Probably because it makes it easier for the human to tell whether it's a number or an identifier, and because of tradition. Having identifiers that could begin with a digit wouldn't complicate the lexical scans all that much.
Not all languages have forbidden identifiers beginning with a digit. In Forth, they could be numbers, and small integers were normally defined as Forth words (essentially identifiers), since it was faster to read "2" as a routine to push a 2 onto the stack than to recognize "2" as a number whose value was 2. (In processing input from the programmer or the disk block, the Forth system would split up the input according to spaces. It would try to look the token up in the dictionary to see if it was a defined word, and if not would attempt to translate it into a number, and if not would flag an error.)
Suppose you did allow symbol names to begin with numbers. Now suppose you want to name a variable 12345foobar. How would you differentiate this from 12345? It's actually not terribly difficult to do with a regular expression. The problem is actually one of performance. I can't really explain why this is in great detail, but it essentially boils down to the fact that differentiating 12345foobar from 12345 requires backtracking. This makes the regular expression non-deterministic.
There's a much better explanation of this here.
it is easy for a compiler to identify a variable using ASCII on memory location rather than number .
I think the simple answer is that it can, the restriction is language based. In C++ and many others it can't because the language doesn't support it. It's not built into the rules to allow that.
The question is akin to asking why can't the King move four spaces at a time in Chess? It's because in Chess that is an illegal move. Can it in another game sure. It just depends on the rules being played by.
Originally it was simply because it is easier to remember (you can give it more meaning) variable names as strings rather than numbers although numbers can be included within the string to enhance the meaning of the string or allow the use of the same variable name but have it designated as having a separate, but close meaning or context. For example loop1, loop2 etc would always let you know that you were in a loop and/or loop 2 was a loop within loop1.
Which would you prefer (has more meaning) as a variable: address or 1121298? Which is easier to remember?
However, if the language uses something to denote that it not just text or numbers (such as the $ in $address) it really shouldn't make a difference as that would tell the compiler that what follows is to be treated as a variable (in this case).
In any case it comes down to what the language designers want to use as the rules for their language.
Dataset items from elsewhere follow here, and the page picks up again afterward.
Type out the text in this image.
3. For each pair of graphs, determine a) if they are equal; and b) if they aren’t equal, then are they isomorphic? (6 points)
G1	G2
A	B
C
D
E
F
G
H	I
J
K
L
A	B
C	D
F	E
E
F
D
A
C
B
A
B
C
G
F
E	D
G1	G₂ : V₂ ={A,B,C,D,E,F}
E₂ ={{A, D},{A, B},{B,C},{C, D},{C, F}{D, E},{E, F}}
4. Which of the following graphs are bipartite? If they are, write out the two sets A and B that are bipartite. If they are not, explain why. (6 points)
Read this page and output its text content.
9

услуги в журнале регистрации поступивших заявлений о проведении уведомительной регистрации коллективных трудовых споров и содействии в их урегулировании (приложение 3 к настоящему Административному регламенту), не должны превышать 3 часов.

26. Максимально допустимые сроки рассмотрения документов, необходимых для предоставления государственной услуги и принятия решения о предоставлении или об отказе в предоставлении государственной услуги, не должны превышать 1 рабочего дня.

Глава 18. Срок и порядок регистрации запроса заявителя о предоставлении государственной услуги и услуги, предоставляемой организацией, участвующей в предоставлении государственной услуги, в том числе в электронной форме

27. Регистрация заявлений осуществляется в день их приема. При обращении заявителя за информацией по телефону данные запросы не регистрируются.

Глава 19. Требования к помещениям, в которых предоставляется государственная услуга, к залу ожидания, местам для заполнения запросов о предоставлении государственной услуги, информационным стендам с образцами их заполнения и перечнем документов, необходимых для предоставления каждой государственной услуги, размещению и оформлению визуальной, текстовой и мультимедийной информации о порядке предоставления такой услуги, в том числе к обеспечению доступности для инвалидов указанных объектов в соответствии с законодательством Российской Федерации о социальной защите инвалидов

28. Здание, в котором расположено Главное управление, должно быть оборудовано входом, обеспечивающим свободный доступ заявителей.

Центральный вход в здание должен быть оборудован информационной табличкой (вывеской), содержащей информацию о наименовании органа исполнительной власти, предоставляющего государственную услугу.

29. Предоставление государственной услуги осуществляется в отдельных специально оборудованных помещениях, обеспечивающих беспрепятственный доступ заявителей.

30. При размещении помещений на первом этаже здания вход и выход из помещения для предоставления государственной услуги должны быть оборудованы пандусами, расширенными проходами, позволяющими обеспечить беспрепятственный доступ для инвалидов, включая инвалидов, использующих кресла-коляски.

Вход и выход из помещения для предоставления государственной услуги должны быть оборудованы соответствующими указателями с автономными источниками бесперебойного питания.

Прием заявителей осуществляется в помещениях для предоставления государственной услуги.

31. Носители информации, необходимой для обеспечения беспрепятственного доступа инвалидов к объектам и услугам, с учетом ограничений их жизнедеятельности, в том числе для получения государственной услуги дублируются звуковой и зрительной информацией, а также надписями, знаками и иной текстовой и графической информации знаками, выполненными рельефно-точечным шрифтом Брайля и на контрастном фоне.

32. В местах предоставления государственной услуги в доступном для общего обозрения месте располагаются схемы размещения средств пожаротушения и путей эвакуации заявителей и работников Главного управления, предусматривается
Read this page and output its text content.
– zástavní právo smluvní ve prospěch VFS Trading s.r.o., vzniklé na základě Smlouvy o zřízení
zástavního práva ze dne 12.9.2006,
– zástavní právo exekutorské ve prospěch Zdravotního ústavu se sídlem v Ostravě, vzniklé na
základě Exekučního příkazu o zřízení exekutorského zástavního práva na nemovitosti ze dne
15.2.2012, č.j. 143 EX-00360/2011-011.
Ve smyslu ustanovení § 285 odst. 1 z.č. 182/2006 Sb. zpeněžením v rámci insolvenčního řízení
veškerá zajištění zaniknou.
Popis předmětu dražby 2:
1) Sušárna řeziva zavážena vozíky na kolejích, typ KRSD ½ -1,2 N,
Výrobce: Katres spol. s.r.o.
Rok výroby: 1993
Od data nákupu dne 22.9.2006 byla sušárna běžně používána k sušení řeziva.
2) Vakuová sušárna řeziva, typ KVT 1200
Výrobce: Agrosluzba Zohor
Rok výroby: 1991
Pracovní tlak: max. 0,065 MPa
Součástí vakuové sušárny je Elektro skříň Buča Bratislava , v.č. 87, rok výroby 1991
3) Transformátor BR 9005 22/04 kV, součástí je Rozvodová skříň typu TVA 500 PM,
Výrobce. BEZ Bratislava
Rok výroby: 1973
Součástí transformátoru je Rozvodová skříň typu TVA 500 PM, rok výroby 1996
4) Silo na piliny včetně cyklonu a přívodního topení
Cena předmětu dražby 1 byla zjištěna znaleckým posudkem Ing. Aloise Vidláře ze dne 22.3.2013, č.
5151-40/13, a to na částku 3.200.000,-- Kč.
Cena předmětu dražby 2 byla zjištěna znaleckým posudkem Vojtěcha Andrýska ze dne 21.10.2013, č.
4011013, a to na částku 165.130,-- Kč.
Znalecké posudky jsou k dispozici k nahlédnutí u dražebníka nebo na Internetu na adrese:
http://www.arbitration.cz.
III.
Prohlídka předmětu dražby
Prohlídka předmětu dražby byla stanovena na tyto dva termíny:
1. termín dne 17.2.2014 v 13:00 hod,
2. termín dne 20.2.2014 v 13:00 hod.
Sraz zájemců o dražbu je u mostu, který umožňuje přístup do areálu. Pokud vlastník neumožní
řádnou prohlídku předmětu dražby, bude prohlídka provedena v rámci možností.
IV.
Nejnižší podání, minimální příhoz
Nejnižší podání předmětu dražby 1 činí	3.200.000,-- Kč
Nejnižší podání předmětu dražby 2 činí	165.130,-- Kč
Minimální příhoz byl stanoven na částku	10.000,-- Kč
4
The variable may be considered as a value also during compile time by the compiler
so the value may call the value again and again recursively
Backtracking is avoided in lexical analysis phase while compiling the piece of code. The variable like Apple; , the compiler will know its a identifier right away when it meets letter ‘A’ character in the lexical Analysis phase. However, a variable like 123apple; , compiler won’t be able to decide if its a number or identifier until it hits ‘a’ and it needs backtracking to go in the lexical analysis phase to identify that it is a variable. But it is not supported in compiler.
Reference
There could be nothing wrong with it when comes into declaring variable.but there is some ambiguity when it tries to use that variable somewhere else like this :
let 1 = "Hello world!"
print(1)
print(1)
print is a generic method that accepts all types of variable. so in that situation compiler does not know which (1) the programmer refers to : the 1 of integer value or the 1 that store a string value.
maybe better for compiler in this situation to allows to define something like that but when trying to use this ambiguous stuff, bring an error with correction capability to how gonna fix that error and clear this ambiguity.